Он замолчал, отстранился от нее, сел на край кровати и включил лампу. Была середина ночи, луна была яркой, небо — чистым, а снег поблескивал на земле.
Она осмотрела его силуэт — голова была низко опущена, а подбородок лежал на груди.
Плечи напряглись, когда он уперся руками в бедра. Ему было больно, и ее познания в общедоступной психологии не помогали снять напряжение, которое он пытался
похоронить, высекая даты смертей людей, которых опекал. И в то же время она не испытывала чувства вины за то, что спросила. Он говорил о своем опыте, и она была уверена, что он не так часто это делал, и делал ли вообще.
— Второе января, две тысячи третий. Капрал Бойд Мэсси получил ранение от РПГ. Медики сделали все, что смогли. Я снял его с вертолета, и сразу понял, что он не жилец. Детонирующее устройство не сработало при ударе. Оно застряло в его груди, — он сглотнул, вздрагивая. — Он был живой бомбой.
— Боже мой. — Казалось, комната растворилась. Был лишь Диллон, операционная палатка и испепеляющий жар пустыни. Она не была там, но могла ощутить, как боль нахлынула на него с новой силой, словно он вернулся туда.
— Он был в сознании, когда прибыл к нам и знал, что происходит. Я бы ни за что не ушел и не оставил его одного.
— Что ты сделал? — прошептала она.
Он сглотнул и прочистил горло. Поежился.
— Один парень из экипажа вертолета был сапером. Поэтому мы и медики, остались в операционной вопреки протоколу. Спустя несколько ужасных часов мы извлекли бомбу. Но затем потеряли Мэсси на столе.
Слезы скользили по ее щекам и капали на грудь.
— Вы рисковали собственными жизнями.
— Это часть работы.
— А нарушать правила?
Он наклонился и закрыл лицо руками.
— Он был жив, но был мертв. И он знал это. Он был так напуган, но в то же время был самым смелым солдатом, которого я когда-либо видел.
Бренна встала на колени, и прижалась грудью к его спине. Его кожа была ледяной, она растерла его плечи, желая проникнуть туда, где он годами не ощущал тепло.
— Хотела бы я помочь тебе. Или прогнать эту тоску.
Он покачал головой.
— Я не хочу, чтобы это уходило. Эти мужчины заслужили, чтобы о них помнили.
— Как и ты. За то, что пытался спасти их.
Он фыркнул.
— Сомневаюсь, что их семьи воспринимают это также.
Он шутил?
— Ты ведь знаешь, что сделал все, что мог? Почему им думать иначе?

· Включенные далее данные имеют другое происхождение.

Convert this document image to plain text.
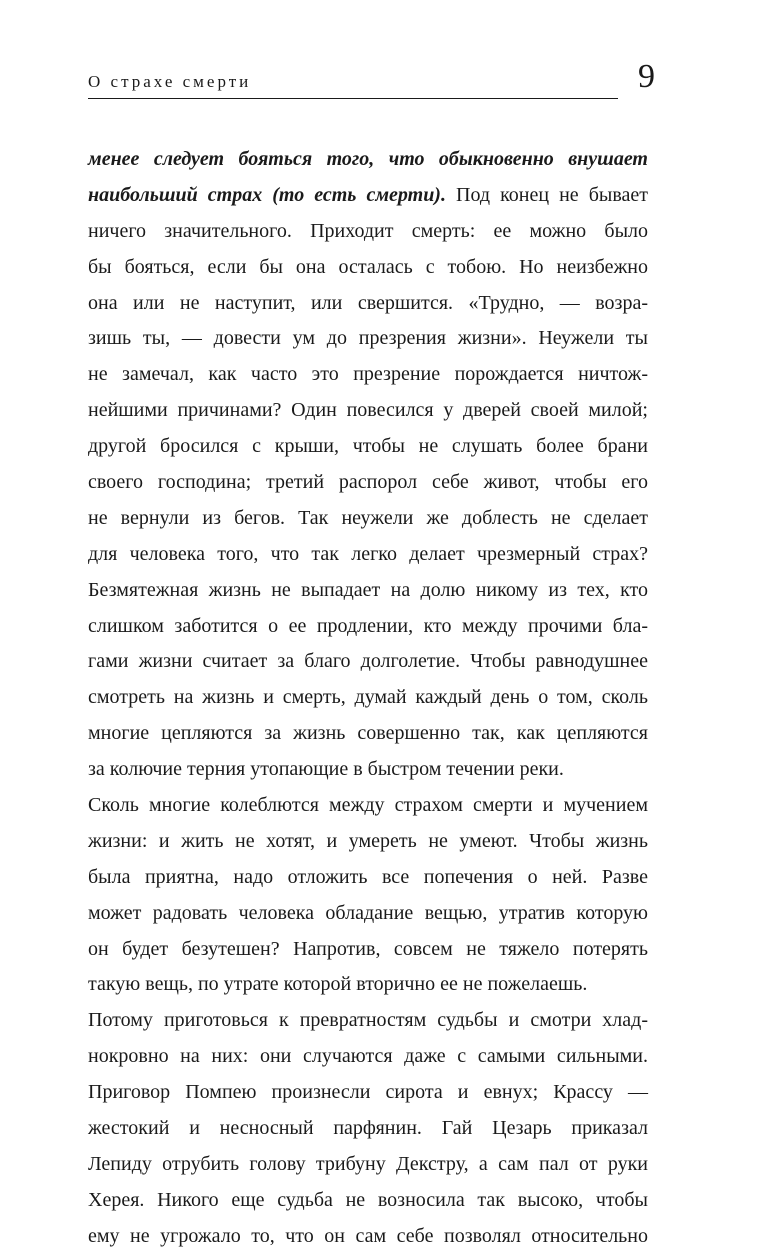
О страхе смерти	9
менее следует бояться того, что обыкновенно внушает
наибольший страх (то есть смерти). Под конец не бывает
ничего значительного. Приходит смерть: ее можно было
бы бояться, если бы она осталась с тобою. Но неизбежно
она или не наступит, или свершится. «Трудно, — возра-
зишь ты, — довести ум до презрения жизни». Неужели ты
не замечал, как часто это презрение порождается ничтож-
нейшими причинами? Один повесился у дверей своей милой;
другой бросился с крыши, чтобы не слушать более брани
своего господина; третий распорол себе живот, чтобы его
не вернули из бегов. Так неужели же доблесть не сделает
для человека того, что так легко делает чрезмерный страх?
Безмятежная жизнь не выпадает на долю никому из тех, кто
слишком заботится о ее продлении, кто между прочими бла-
гами жизни считает за благо долголетие. Чтобы равнодушнее
смотреть на жизнь и смерть, думай каждый день о том, сколь
многие цепляются за жизнь совершенно так, как цепляются
за колючие терния утопающие в быстром течении реки.
Сколь многие колеблются между страхом смерти и мучением
жизни: и жить не хотят, и умереть не умеют. Чтобы жизнь
была приятна, надо отложить все попечения о ней. Разве
может радовать человека обладание вещью, утратив которую
он будет безутешен? Напротив, совсем не тяжело потерять
такую вещь, по утрате которой вторично ее не пожелаешь.
Потому приготовься к превратностям судьбы и смотри хлад-
нокровно на них: они случаются даже с самыми сильными.
Приговор Помпею произнесли сирота и евнух; Крассу —
жестокий и несносный парфянин. Гай Цезарь приказал
Лепиду отрубить голову трибуну Декстру, а сам пал от руки
Херея. Никого еще судьба не возносила так высоко, чтобы
ему не угрожало то, что он сам себе позволял относительно
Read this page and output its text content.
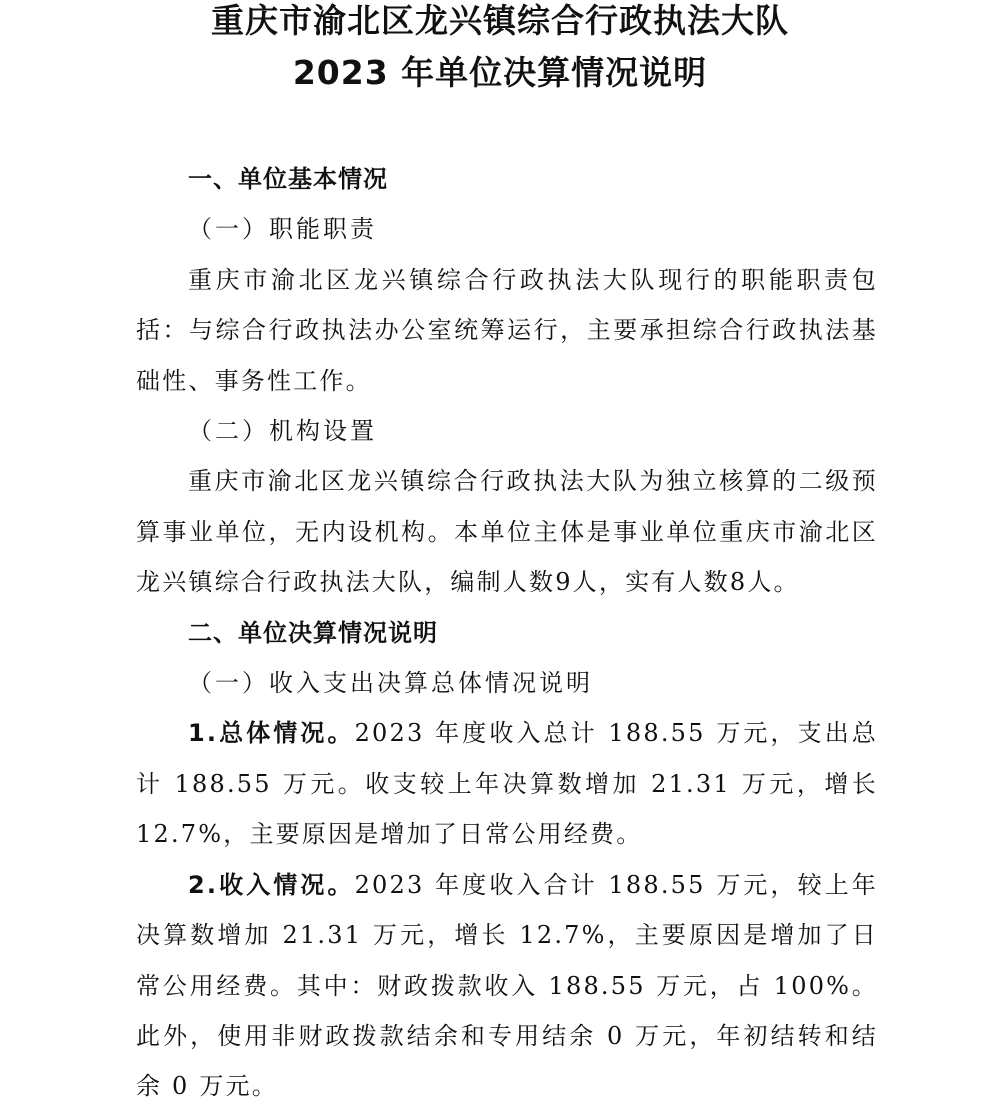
重庆市渝北区龙兴镇综合行政执法大队
2023 年单位决算情况说明
一、单位基本情况
（一）职能职责
重庆市渝北区龙兴镇综合行政执法大队现行的职能职责包括：与综合行政执法办公室统筹运行，主要承担综合行政执法基础性、事务性工作。
（二）机构设置
重庆市渝北区龙兴镇综合行政执法大队为独立核算的二级预算事业单位，无内设机构。本单位主体是事业单位重庆市渝北区龙兴镇综合行政执法大队，编制人数9人，实有人数8人。
二、单位决算情况说明
（一）收入支出决算总体情况说明
1.总体情况。2023 年度收入总计 188.55 万元，支出总计 188.55 万元。收支较上年决算数增加 21.31 万元，增长 12.7%，主要原因是增加了日常公用经费。
2.收入情况。2023 年度收入合计 188.55 万元，较上年决算数增加 21.31 万元，增长 12.7%，主要原因是增加了日常公用经费。其中：财政拨款收入 188.55 万元，占 100%。此外，使用非财政拨款结余和专用结余 0 万元，年初结转和结余 0 万元。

— Что, если я не все сделал? Что если принял не те решения?
— Ты сам знаешь. В самых ужасных условиях ты принимал только те решения, которые были возможны. Скажи мне, что я не права.
— Я не знаю, Бренна. Не знаю.
Она прижалась щекой к его шее, вдохнула его аромат, ощутив прохладу его кожи. Она была не лучшим советчиком, но знала, что объятия порою лучше любых слов. И это было проще простого, заботиться о нем, понимать, что их отношения из дружеских переросли во влюбленность, и в будущем, смогли бы перейти в глубокую привязанность.
— Ты о чем-нибудь сожалеешь?
Прошло несколько секунд, прежде чем он ответил.
— Нет.
— Если бы ты мог вернуть время вспять, ты что-нибудь изменил бы?
На этот вопрос он ответил быстро, отрицательно качая головой.
— Нет.
— Ты когда-нибудь оглядывался на прошлое, работая в скорой помощи, думал ли, что сделал что-то неправильно?
— Это не то…
— Нет. Не то. Абсолютно. — И именно это он должен понять. — Конечно, условия были другими. Другие травмы. Ты не накладывал кровоостанавливающий бинт в палатке. Но ты имел дело со всем этим, принимал жизненно важные решения. Эта часть осталась той же.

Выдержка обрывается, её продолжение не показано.